Si presque tous ouvrent leurs missives par de respectueux ou de polis Cher Marquis, Cher Marquis de Sade, Cher Sade, Cher Monsieur de Sade, Comte, Cher Donatien-Alphonse-Francois, un ose un Votre Énormité et une autre un Mon cher amour.
Classées en trois thèmes (Libertés, Modernités et Éternités), ces lettres d'amour, de reproche, d'adieu ou de remerciement saluent toutefois presque unanimement l'homme acharné à vivre libre malgré l'emprisonnement, l'embastillement, l'internement.
Un de nos contemporains tient à le remercier pour nous avoir appris le caractère obsessionnel du désir, un autre salue le véritable écrivain, le provocateur ultime, un autre encore relate le choc ressenti à la découverte de son oeuvre et son emprise sur sa vie personnelle et ses rencontres. Une cinéaste, femme d'images, l'imagine sur un plateau télé interviewé par un journaliste avide de scoops bien scabreux.....
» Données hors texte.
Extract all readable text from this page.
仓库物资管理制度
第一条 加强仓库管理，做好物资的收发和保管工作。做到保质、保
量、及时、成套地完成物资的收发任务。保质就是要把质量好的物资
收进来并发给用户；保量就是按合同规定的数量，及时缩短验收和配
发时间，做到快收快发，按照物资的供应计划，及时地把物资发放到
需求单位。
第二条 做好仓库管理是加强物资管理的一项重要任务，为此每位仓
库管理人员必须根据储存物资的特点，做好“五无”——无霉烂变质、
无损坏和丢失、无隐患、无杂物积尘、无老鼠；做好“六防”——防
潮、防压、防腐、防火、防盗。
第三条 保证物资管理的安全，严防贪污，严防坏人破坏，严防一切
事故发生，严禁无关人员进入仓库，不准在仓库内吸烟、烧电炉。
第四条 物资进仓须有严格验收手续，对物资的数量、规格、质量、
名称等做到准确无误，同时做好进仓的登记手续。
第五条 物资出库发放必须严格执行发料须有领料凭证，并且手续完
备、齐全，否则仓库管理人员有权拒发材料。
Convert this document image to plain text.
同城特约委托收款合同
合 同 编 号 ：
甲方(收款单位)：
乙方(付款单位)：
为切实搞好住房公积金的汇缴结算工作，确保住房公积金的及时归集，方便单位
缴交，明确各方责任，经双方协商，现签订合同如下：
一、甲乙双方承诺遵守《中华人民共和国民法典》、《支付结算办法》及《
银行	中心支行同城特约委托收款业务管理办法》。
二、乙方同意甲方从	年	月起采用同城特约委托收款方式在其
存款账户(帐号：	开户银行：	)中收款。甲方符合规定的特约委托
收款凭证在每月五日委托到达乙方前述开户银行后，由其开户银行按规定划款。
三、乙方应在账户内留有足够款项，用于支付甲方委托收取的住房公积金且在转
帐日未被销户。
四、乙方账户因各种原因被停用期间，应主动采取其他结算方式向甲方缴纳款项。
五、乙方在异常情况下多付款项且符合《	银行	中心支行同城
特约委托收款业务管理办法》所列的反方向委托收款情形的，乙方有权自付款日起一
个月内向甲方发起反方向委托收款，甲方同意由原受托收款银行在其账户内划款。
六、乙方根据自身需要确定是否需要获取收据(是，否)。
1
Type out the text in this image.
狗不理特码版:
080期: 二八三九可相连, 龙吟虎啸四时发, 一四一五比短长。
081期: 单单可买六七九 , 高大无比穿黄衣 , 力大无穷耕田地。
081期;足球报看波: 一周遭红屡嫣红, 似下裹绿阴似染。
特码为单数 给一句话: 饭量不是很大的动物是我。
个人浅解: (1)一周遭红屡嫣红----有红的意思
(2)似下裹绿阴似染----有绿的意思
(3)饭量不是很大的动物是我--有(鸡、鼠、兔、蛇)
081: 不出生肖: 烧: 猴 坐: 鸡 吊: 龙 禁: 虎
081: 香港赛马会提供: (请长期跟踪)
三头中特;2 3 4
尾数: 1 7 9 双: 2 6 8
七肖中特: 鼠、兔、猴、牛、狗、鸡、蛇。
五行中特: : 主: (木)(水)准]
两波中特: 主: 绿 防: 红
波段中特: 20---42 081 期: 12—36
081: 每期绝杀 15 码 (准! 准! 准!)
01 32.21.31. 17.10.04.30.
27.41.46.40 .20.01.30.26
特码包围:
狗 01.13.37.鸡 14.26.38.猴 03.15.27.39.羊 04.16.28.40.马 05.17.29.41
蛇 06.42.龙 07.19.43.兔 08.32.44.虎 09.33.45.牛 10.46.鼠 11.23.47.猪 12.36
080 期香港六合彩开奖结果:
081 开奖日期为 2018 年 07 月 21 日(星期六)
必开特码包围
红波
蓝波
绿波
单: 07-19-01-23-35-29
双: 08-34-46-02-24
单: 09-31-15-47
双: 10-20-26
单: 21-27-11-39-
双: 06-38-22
La grande intelligence de cet ouvrage est de n'être pas tombé dans l'écueil qui aurait été d'empiler des louanges et rien que des louanges afin de lui tresser une couronne mortuaire faite de lauriers alors que l'épine sied mieux à ce cher Sade !
Ainsi, reçoit-il une lettre d'adieu de celle qui, fatiguée du chaos et des cahots de l'existence, lui annonce qu'elle ne le lira plus, qu'il sera désormais le fantôme de sa bibliothèque mais qui, ultime fidélité, le remercie de l'avoir peut-être aidée à se libérer de ses chaînes.Une autre lettre d'adieu lui parvient d'une autre lectrice qui avoue vouloir jeter l'éponge afin de sauvegarder son âme et son esprit.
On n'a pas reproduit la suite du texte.